Some trashing of the ideal is now, alas, irreversible. The sharks have conned governments into allowing a 50 per cent building ration in the suburbs. We will pay with fewer trees. They have allowed a more densely developed centre.

They have fed off each other as the denser centre has increased property values and rents but also increased rates and land tax. Property owners and governments share an interest in high population growth, inner-city congestion and high-density development. Too bad for the people who have to commute there.

It is now too late to do much about it. The ASIO building could have been built in Gungahlin – on the same military-political logic that put the military’s Joint Operations Command in Bungendore. Other government buildings could have been dispersed.

But no. Well, let’s at least face up to the consequences – the costs usually fall on the less well off. We now have to accept that all-day parking in Civic is off limits to all but the privileged and wealthy. Pouring more money for more cars on commuter roads is an utter waste – ask any Sydney town planner. A critical mass has now been reached with city employment that each worker cannot bring half a tonne of steel with them to work each day. Let’s not waste any money trying.

Make the left lane of Northbourne Avenue southbound buses-only from 7am to 9.30am and the left lane of Northbourne Avenue northbound buses-only from 4pm to 6.30pm. No big capital cost is required. Just a few signs and some cops. Workers who bring their half tonne of steel to work will watch the buses go by. If bus fares are cut the option will become obvious.

Alas, it means the end of the lunch-time errand in the car. But we have to accept the price of earlier developer-government collusion.

The Budget mentioned change-of-use-charges. There is a glimmer of hope here. The interests of developers and the Government do not line up. The developers would like to be able to build whatever they like wherever they want for wherever a buck can be made. The government now wants them to pay for the increase value in their land when they are permitted to have a more profitable use. The higher the change-of-use-fee the less likely the development.

But given the Federal impetus for population growth, people have got to live somewhere. The critical thing for Canberra citizens is to make sure it is not in the National Capital Open Space System or above the 618m contour – the things that will enable us to remain the Bush Capital even with a population of 500,000.

It is not all gloom. We are at least blessed with a political system that gives citizens some clout – the multi-member Hare-Clark system.

The next election will not be just a Liberal v Labor contest. Far from it. It will be more a Labor-Green contest. The Libs have six seats – two in each electorate. They cannot do any worse. Labor will not be chasing their seats. Labor can only win seats from the Greens.

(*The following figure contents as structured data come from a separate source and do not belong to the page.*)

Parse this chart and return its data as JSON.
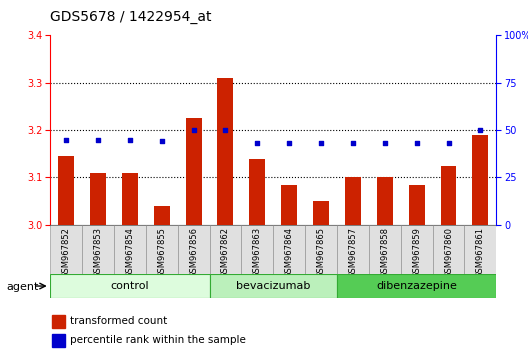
{
  "title": "GDS5678 / 1422954_at",
  "samples": [
    "GSM967852",
    "GSM967853",
    "GSM967854",
    "GSM967855",
    "GSM967856",
    "GSM967862",
    "GSM967863",
    "GSM967864",
    "GSM967865",
    "GSM967857",
    "GSM967858",
    "GSM967859",
    "GSM967860",
    "GSM967861"
  ],
  "bar_values": [
    3.145,
    3.11,
    3.11,
    3.04,
    3.225,
    3.31,
    3.14,
    3.085,
    3.05,
    3.1,
    3.1,
    3.085,
    3.125,
    3.19
  ],
  "dot_values": [
    45,
    45,
    45,
    44,
    50,
    50,
    43,
    43,
    43,
    43,
    43,
    43,
    43,
    50
  ],
  "bar_color": "#cc2200",
  "dot_color": "#0000cc",
  "ylim_left": [
    3.0,
    3.4
  ],
  "ylim_right": [
    0,
    100
  ],
  "yticks_left": [
    3.0,
    3.1,
    3.2,
    3.3,
    3.4
  ],
  "yticks_right": [
    0,
    25,
    50,
    75,
    100
  ],
  "ytick_labels_right": [
    "0",
    "25",
    "50",
    "75",
    "100%"
  ],
  "groups": [
    {
      "label": "control",
      "start": 0,
      "end": 5,
      "color": "#ddfcdd"
    },
    {
      "label": "bevacizumab",
      "start": 5,
      "end": 9,
      "color": "#bbf0bb"
    },
    {
      "label": "dibenzazepine",
      "start": 9,
      "end": 14,
      "color": "#55cc55"
    }
  ],
  "agent_label": "agent",
  "legend_bar_label": "transformed count",
  "legend_dot_label": "percentile rank within the sample",
  "title_fontsize": 10,
  "tick_fontsize": 7,
  "label_fontsize": 6,
  "group_fontsize": 8
}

In this environment, voters can make it clear that unless Labor is willing to resist the salivating dorsal fins and protect the seven dearly held elements of Canberra, they can forget about winning any seats from the Greens. And they ain’t getting any seats from anyone else.
CRISPIN HULL
This article first appeared in The Canberra Times on 08 May 2010.

One thought on “Don’t tinker with the essential Canberra”

  1. Where does this figure of 618m come from? Even Enrico Taglietti repeats this number in the Canberra Times 11 May 2010.
    Many suburbs are at an elevation over 618m, such as Gordon, Macgreor, Fadden, Isaacs.
    Do you mean building heights in the centre of Canberra so that they are all lower than Parliament?
    I thought there was a rule protecting the hilltops which make Canberra the Bush Capital but this must be more like 700m. I also remember seeing something to the effect that it was the elevation of the water reservoirs that set the building line. Or is it the “Inner Hills” of the Territory plan that defines where the reservoirs are? A bit of a chicken and the egg situation!
    Certainly we need to save the nature reserves and open spaces. They are less protected than you would think.